Tough new WA laws to break up outlaw bikie gangs and criminal organisations will come into force on Saturday after being passed by Parliament late last year.
Police Minister Liza Harvey told Parliament earlier this month that the Government did not expect to secure any convictions under the anti-association laws until at least mid next year.
The State Government has faced ridicule from the Opposition for delaying the proclamation of the Bill, saying it was because the Government was awaiting the outcome of High Court challenges to similar laws in other States.
Attorney General Michael Mischin said today the State Government’s organised crime laws will give WA Police new powers, backed by stronger penalties.
He said the Criminal Organisation Control Bill 2011 aimed to break up gangs and criminal organisations.
Mr Mischin said the laws meant that groups could be declared criminal organisations - and their members would risk going straight to prison if they associated with each other.
“This legislation will help WA Police to dismantle bikie gangs which wilfully and openly break the law and manufacture and distribute drugs for profit,” Mr Mischin said.
“It will give police and courts the ability to specifically target those who band together for criminal activity and to commit acts of violence and intimidation.

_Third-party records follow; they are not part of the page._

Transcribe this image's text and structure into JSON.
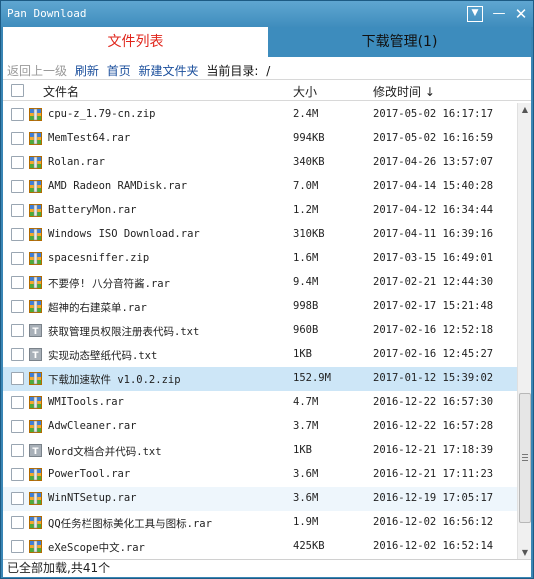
{
  "window": {
    "title": "Pan Download",
    "menu_glyph": "▼",
    "minimize_glyph": "—",
    "close_glyph": "✕"
  },
  "tabs": [
    {
      "label": "文件列表",
      "active": true
    },
    {
      "label": "下载管理(1)",
      "active": false
    }
  ],
  "toolbar": {
    "back_label": "返回上一级",
    "refresh_label": "刷新",
    "home_label": "首页",
    "new_folder_label": "新建文件夹",
    "current_dir_label": "当前目录:",
    "current_dir_value": "/"
  },
  "table": {
    "columns": {
      "name": "文件名",
      "size": "大小",
      "modified": "修改时间 ↓"
    },
    "rows": [
      {
        "name": "cpu-z_1.79-cn.zip",
        "size": "2.4M",
        "modified": "2017-05-02 16:17:17",
        "icon": "archive-icon"
      },
      {
        "name": "MemTest64.rar",
        "size": "994KB",
        "modified": "2017-05-02 16:16:59",
        "icon": "archive-icon"
      },
      {
        "name": "Rolan.rar",
        "size": "340KB",
        "modified": "2017-04-26 13:57:07",
        "icon": "archive-icon"
      },
      {
        "name": "AMD Radeon RAMDisk.rar",
        "size": "7.0M",
        "modified": "2017-04-14 15:40:28",
        "icon": "archive-icon"
      },
      {
        "name": "BatteryMon.rar",
        "size": "1.2M",
        "modified": "2017-04-12 16:34:44",
        "icon": "archive-icon"
      },
      {
        "name": "Windows ISO Download.rar",
        "size": "310KB",
        "modified": "2017-04-11 16:39:16",
        "icon": "archive-icon"
      },
      {
        "name": "spacesniffer.zip",
        "size": "1.6M",
        "modified": "2017-03-15 16:49:01",
        "icon": "archive-icon"
      },
      {
        "name": "不要停! 八分音符酱.rar",
        "size": "9.4M",
        "modified": "2017-02-21 12:44:30",
        "icon": "archive-icon"
      },
      {
        "name": "超神的右建菜单.rar",
        "size": "998B",
        "modified": "2017-02-17 15:21:48",
        "icon": "archive-icon"
      },
      {
        "name": "获取管理员权限注册表代码.txt",
        "size": "960B",
        "modified": "2017-02-16 12:52:18",
        "icon": "text-file-icon"
      },
      {
        "name": "实现动态壁纸代码.txt",
        "size": "1KB",
        "modified": "2017-02-16 12:45:27",
        "icon": "text-file-icon"
      },
      {
        "name": "下载加速软件 v1.0.2.zip",
        "size": "152.9M",
        "modified": "2017-01-12 15:39:02",
        "icon": "archive-icon"
      },
      {
        "name": "WMITools.rar",
        "size": "4.7M",
        "modified": "2016-12-22 16:57:30",
        "icon": "archive-icon"
      },
      {
        "name": "AdwCleaner.rar",
        "size": "3.7M",
        "modified": "2016-12-22 16:57:28",
        "icon": "archive-icon"
      },
      {
        "name": "Word文档合并代码.txt",
        "size": "1KB",
        "modified": "2016-12-21 17:18:39",
        "icon": "text-file-icon"
      },
      {
        "name": "PowerTool.rar",
        "size": "3.6M",
        "modified": "2016-12-21 17:11:23",
        "icon": "archive-icon"
      },
      {
        "name": "WinNTSetup.rar",
        "size": "3.6M",
        "modified": "2016-12-19 17:05:17",
        "icon": "archive-icon"
      },
      {
        "name": "QQ任务栏图标美化工具与图标.rar",
        "size": "1.9M",
        "modified": "2016-12-02 16:56:12",
        "icon": "archive-icon"
      },
      {
        "name": "eXeScope中文.rar",
        "size": "425KB",
        "modified": "2016-12-02 16:52:14",
        "icon": "archive-icon"
      }
    ]
  },
  "status": {
    "text": "已全部加载,共41个"
  },
  "colors": {
    "title_bar": "#3f8dbd",
    "active_tab_text": "#e0251b",
    "link": "#1b4f9c",
    "selected_row": "#cde6f7"
  }
}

“Under the legislation, groups which associate to organise, plan and facilitate criminal activity and pose a risk to the public safety and order, could be declared criminal organisations by a judge,” he said.
“Once a criminal organisation has been ‘declared’, members could face control orders to stop them associating with other controlled persons; be banned from certain locations; prevented from promoting the organisation; or prohibited from transferring funds to the organisation.
Mr Mischin said the laws would also provide for mandatory minimum terms of jail for members of criminal organisations convicted of a range of serious offences.
“Strong penalties will ensure that if members of declared criminal organisations (DCO) members continued to offend, they will go to jail for such lengthy periods that the organisation would struggle to remain effective.”
“The legislation also strengthens asset confiscation laws by ensuring that all property owned by members of criminal organisations who commit a confiscations offence is presumed to be crime-derived property that may be seized under the State’s criminal property laws.”
The new penalties include up to:
- Two years jail for a first offence or five years jail for a subsequent offence of breaching a control order granted by the Supreme Court;
- Two years jail for anyone who allows their premises to be used for any organised crime;
- Five years jail for participating in the activities of a criminal organisation- Five years jail for recruiting members for a DCO;
- 20 years jail for instructing an offence for the benefit of a criminal organisation.